At first glance, Ruby Sparks, the new film from Little Miss Sunshine directors Jonathan Dayton and Valerie Faris, seems to force another of these fantasy women into the pop culture lexicon. But instead, Dayton, Faris and one Miss Zoe Kazan, who stars as the titular Ruby (she scripted the film as well), take the dream girl and let us know the most important thing about her: she’s not real.
Ruby Sparks’ dull man is Calvin Weir-Fields (Paul Dano), a burnt out writer who decides to draft his dream girl. Framed by angelic sunlit rays, she appeared to him one night in his dreams and then in real life one morning in his kitchen. Ruby has red hair and bangs, she’s a painter from Dayton, Ohio, she wears a red dress with purple tights and black Mary Jane heels. She loves zombie movies and cooking, and everything she says drips in sweetness and oddity. She spends her days playing and painting rather than working, she has a bike instead of a car, and she’s madly in love with Calvin.
The vital thing about Ruby, though, is that she’s made up. She’s a character from Calvin’s story, a fantasy the film is unafraid to hide. When Calvin shows his brother (Chris Messina) his first draft of the Ruby novel, he informs Calvin that, “quirky, messy women whose problems only make them appealing aren’t real” and he couldn’t be more right.

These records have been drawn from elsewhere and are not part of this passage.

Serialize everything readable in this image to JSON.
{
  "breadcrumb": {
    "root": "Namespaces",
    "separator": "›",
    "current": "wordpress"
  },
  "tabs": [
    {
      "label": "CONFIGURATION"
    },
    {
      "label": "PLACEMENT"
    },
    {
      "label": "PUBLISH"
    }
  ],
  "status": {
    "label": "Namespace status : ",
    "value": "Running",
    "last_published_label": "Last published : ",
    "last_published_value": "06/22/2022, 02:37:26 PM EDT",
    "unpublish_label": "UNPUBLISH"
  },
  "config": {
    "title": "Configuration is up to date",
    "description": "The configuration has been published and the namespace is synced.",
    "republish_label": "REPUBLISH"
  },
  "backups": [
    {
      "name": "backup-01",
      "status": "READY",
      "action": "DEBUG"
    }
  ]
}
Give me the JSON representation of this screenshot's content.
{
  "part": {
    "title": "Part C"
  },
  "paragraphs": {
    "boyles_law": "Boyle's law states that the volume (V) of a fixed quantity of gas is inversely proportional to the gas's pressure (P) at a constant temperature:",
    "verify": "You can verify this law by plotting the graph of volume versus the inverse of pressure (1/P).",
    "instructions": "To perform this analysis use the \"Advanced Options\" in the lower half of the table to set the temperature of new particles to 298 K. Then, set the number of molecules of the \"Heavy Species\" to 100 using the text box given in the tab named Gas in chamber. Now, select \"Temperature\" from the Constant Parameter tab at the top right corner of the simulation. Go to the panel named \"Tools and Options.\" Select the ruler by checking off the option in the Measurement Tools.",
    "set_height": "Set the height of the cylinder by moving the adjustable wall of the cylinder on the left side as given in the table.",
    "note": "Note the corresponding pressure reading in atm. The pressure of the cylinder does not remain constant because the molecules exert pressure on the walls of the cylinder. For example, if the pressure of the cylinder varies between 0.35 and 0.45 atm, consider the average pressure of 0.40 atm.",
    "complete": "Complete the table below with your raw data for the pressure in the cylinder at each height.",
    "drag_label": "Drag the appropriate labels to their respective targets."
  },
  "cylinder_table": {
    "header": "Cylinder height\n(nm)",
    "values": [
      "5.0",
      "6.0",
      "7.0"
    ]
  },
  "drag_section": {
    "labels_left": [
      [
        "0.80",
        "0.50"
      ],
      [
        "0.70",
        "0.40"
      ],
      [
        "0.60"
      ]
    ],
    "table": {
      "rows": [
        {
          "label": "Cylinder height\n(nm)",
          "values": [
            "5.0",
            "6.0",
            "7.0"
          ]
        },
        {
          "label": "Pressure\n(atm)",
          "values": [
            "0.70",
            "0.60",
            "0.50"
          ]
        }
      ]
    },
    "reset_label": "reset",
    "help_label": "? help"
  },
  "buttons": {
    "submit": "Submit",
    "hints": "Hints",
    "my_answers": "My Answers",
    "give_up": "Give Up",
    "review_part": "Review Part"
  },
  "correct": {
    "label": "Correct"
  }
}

Ruby’s fakeness isn’t just a comedic device in the film; it’s a true dramatic problem. When Ruby comes to life, it’s not all fun and games and making her speak French just because he can. Rather, it’s a real review of the dreamy culture in which we are immersed, and how that can prevent us from being happy.
In one scene, Calvin’s ex-girlfriend Lila (Deborah-Ann Woll) analyzes him perfectly, remarking that he wanted to be in a relationship with himself, not with her. Lila’s comment lingers; at first, Calvin is deliriously happy to have his perfect woman, but as the film progresses, he wants more than that. He wants perfection — a robot, a slave. And suddenly, Calvin’s ceases to be a playful dream and emerges a sick nightmare.
Paul Dano and especially Zoe Kazan are excellent in the two leads, helping to anchor fantasy in reality. The film has an outstanding supporting cast, too, which includes Annette Benning and Antonio Banderas as Calvin’s hippie-dippie mother and step-father, Elliot Gould as his off-beat therapist, and Steve Coogan as his quirky old teacher.